コワイ黒服のあんちゃん達を彷彿とさせるその声の原因は、多分に不機嫌さが混じっているのである程度は察する事は出来る。だとしてもその原因を暴くよりも逃げる方が得策なのは、誰の目にも明らかだった。
「はい。お嬢様のスケジュールは調整が終わり、歓迎の用意もいつでも始められます。ですが、足が確保出来ません」
しかしその原因に立ち向かう勇者が一人。仏頂面か、鬼の面か、険しさが全面に出た顔付きの男だ。その身体付きはキチッとしたスーツ越しでも分かる程に頑強そうで、実際彼はかなり鍛えられていた。少なくとも戦士ではあるだろう。
「お嬢様は止めろと何度言えば……」
美少女といっていい彼女はそこまで口にして小さくため息を吐く。それどころではないと。

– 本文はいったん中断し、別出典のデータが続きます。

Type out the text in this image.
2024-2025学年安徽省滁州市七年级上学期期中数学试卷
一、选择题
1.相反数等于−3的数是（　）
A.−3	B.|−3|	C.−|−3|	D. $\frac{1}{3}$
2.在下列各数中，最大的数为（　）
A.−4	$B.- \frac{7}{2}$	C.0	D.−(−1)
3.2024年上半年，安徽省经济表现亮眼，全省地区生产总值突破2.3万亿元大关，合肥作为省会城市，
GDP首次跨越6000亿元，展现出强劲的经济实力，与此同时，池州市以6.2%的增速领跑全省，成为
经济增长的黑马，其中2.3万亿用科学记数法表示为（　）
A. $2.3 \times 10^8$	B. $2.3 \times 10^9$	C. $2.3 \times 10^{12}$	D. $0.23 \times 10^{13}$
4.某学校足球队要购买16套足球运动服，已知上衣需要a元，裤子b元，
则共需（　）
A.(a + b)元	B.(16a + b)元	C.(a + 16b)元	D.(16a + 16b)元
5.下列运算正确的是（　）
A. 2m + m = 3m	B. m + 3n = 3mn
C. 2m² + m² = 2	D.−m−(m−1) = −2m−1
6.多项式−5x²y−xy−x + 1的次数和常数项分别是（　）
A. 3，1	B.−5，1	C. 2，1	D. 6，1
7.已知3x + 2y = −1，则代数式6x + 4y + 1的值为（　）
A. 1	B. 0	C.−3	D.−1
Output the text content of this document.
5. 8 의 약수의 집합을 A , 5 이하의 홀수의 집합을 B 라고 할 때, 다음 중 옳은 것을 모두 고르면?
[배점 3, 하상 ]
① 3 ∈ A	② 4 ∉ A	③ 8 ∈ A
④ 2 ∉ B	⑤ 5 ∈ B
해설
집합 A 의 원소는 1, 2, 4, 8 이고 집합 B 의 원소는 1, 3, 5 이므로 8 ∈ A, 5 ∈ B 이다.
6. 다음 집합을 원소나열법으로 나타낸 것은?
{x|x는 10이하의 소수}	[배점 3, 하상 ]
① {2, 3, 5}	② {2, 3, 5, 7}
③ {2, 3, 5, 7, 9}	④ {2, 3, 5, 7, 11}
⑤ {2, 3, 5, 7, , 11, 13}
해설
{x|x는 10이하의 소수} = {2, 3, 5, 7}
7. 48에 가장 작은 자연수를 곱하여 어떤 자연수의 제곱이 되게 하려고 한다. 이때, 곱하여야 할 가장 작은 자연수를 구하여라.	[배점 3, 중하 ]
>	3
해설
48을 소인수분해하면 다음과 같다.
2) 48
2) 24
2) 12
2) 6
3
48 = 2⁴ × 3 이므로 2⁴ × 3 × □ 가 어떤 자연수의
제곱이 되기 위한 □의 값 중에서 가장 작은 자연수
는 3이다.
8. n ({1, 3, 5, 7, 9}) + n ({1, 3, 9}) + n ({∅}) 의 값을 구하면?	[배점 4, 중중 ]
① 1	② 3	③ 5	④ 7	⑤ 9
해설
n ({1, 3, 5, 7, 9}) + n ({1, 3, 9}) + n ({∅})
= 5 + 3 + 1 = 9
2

「それで? 空いている機体は無いとでも言われた訳?」
「はい。こちらの条件を満たした機体で貸せる物は一つも無いと。またこれは船も同様で、条件が厳し過ぎるとの事です」
「私は九州から東京まで、ペットを一匹同伴しつつ、二人と一匹が快適に過ごせる物としか言ってないんだけど?」
「失礼ながら、そのレベルが問題かと。特にペット同伴が厳しく、次点で距離がありすぎます。この時点で車の全てと航空機の大半が使えなくなっているのですから、その上で快適さもとなると……」
「━━なに、あんたは私に出来ないと、そう言いたい訳?」
「いえ、そういう訳では……」
絶対零度。そういっても過言ではない圧が、年若い大和撫子から強面の男へと叩き付けられる。男は彼女からの圧を柳に風と受け流し……ているように見えたが、よくよく見れば額に汗が浮き出ている。冷や汗だろう。どうやら彼も一杯一杯らしい。
そんな男の様子を知ってか知らずか、彼女は続けて口を開く。
「いい? 私はシロちゃんに約束したの。私が貴女を東京まで連れて行って案内してあげると。快適な旅を約束すると。例えそれがネットや電話越しの口約束でも、他でもないこの私が、約束したのよ。あんたはそれを反故にしろと言うつもり?」
マグマの様な熱と、吹雪の様な厳しさが男に突き刺さる。彼女のプロデューサー兼護衛である男からすれば比較的慣れた物ではあったが、だからこそ肌で分かる。内に秘める覚悟が違うと。元々プライドがエベレストの様に高く、しかも身内に対する約束には頑固だったが、今回は特に凄まじい。恐らくここで自分が下手を打てば、死人を出してでもシロちゃんとやらを迎えに行くだろうと男は確信した。
だからといって状況は変わらない。出来ないものは出来ないのだから。……いや、そんな事は彼女も分かっているだろう。そう仮定して、ならばと男は妥協点の模索に回った。